What's Up in The Sky Now
December 2017 (Notes by DMAS member Dave Lynch)
This month is not a real good month as far as planets go. Other than two far away and dim planets, all of the action will be taking place in the pre-dawn hours.
MERCURY put in a brief appearance last month but once again drops below our line of vision this month. It will appear again in the early morning hours late in December and rapidly climbs high enough to be seen well before sunrise.
VENUS is rising just before the sun comes up and will be hard to see early in the month and impossible to spot only a week later. The glare of the sun and conjunction with the sun on December 9th will completely hide the planet.
EARTH is approaching its deep freeze cycle this month. Even though it means crisper and clearer skies, the temperature makes viewing much more of a hardship than previous month. Dress warm.
MARS has been hanging around low in the sky for months and has finally moved to the early morning hours. Rising about two hours before the sun, Mars and Jupiter are in a close race in the eastern sky in the hours before sunrise.
JUPITER starts the month out trailing Mars in the early morning hours but rapidly catches up to Mars and starts to rise only a couple of minutes after the Red Planet. You won't miss seeing Jupiter as it continues to brighten rapidly all month.
SATURN has finally slipped below the western horizon and will be gone from sight now until late next year.
URANUS is slightly brighter this month at a whopping 6th magnitude. Cruising through Pisces it will remain visible most of the night finally setting about two hours before sunrise.

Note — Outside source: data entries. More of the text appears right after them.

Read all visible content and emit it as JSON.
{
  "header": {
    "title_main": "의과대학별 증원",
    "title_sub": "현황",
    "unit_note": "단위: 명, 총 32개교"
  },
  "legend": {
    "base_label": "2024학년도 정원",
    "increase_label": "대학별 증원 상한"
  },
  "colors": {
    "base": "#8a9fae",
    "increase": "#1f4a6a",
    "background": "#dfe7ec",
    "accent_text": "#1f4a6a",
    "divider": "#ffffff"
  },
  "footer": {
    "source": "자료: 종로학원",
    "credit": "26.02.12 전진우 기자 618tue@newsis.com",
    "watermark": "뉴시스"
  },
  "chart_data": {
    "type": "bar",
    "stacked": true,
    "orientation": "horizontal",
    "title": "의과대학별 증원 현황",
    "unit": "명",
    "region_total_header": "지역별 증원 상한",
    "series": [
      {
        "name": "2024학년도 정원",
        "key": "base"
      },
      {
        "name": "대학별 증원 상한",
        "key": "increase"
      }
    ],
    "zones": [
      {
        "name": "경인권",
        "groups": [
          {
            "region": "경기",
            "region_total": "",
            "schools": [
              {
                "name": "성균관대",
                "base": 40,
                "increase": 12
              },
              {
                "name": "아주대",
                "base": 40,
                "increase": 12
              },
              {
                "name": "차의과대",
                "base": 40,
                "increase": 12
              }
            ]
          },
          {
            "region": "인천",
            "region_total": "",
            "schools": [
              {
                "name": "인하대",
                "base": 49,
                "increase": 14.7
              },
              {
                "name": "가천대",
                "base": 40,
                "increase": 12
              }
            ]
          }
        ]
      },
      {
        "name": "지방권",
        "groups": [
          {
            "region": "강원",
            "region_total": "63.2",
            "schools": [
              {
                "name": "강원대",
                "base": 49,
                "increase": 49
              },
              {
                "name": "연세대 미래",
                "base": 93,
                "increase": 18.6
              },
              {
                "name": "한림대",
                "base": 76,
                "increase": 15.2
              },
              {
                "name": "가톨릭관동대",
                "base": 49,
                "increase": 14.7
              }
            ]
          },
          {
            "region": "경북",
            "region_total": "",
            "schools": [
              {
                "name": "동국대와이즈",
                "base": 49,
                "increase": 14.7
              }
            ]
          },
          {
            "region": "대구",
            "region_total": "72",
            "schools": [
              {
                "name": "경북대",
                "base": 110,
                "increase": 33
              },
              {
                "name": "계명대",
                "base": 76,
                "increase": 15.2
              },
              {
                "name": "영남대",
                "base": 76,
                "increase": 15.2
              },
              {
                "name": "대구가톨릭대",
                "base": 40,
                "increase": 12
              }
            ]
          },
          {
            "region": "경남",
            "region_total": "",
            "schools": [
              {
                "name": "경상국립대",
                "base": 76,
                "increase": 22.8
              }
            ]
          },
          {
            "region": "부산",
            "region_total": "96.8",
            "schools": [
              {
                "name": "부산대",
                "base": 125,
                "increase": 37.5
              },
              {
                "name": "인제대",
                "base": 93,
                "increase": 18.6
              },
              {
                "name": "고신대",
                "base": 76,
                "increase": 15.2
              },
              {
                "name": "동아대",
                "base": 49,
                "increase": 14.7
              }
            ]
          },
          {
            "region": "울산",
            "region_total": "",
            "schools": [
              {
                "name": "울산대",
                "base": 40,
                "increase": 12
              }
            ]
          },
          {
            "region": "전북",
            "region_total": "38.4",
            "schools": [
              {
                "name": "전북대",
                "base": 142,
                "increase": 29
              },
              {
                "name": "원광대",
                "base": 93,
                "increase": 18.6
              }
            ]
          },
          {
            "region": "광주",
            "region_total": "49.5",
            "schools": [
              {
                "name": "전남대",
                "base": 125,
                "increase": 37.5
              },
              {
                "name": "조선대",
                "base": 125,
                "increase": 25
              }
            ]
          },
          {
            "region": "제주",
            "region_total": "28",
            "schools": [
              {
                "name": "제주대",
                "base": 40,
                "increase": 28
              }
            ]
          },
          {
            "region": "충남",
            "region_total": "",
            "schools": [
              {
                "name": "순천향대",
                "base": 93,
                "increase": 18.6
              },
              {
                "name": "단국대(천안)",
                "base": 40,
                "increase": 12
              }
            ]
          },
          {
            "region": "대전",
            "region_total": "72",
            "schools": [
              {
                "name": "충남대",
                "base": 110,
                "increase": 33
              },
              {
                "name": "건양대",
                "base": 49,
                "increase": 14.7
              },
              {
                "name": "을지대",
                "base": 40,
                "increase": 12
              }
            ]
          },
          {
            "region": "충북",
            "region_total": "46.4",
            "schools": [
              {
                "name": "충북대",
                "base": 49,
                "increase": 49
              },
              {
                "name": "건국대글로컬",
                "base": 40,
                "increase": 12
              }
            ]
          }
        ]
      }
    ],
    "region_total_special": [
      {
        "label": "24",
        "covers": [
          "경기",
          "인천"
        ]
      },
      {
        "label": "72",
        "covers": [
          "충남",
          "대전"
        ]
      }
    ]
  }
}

NEPTUNE is slightly dimmer than Uranus at only 8th magnitude and moving out ahead by several hours. Look quickly as Neptune will drop out of sight right around midnight this month.
Full Moon -> December 03
Last Quarter -> December 10
New Moon -> December 18
First Quarter -> December 26
A Comet Approaches
Since we have a shortage of planets to look at this month try your luck with a visitor from the edge of the solar system this month. Comet C/2016R2 (Who comes up with these names?) will cruise through the Constellation of Orion in December. Although it will not come all that close to the sun and brighten up very much, the "experts" predict that this ice ball will be fairly bright and is expected to eject its surface layers of gas water ice and dust at a higher than normal rate. Because of its slow rate of speed by staying out from the sun, this comet is predicted to hang around for as long as six months or more.
Speaking of comets:
A recent study has found that as many as 100 stars make very close passes to the Oort Cloud which surrounds our solar system possibly upsetting and disturbing the clusters of comets. The measurement of one star in particular, Gliese 710, places its closest approach to the Oort Cloud at only 16,000 Astronomical Units. It is estimated that this close approach could increase the number of comets entering our solar system by a factor of 100 of which 10% might run into something. In the far distant past as our solar system was forming, it has been theorized that the water on Earth came from some heavy bombardment of comets. Not to sound like Chicken Little but lets hope this doesn't happen again.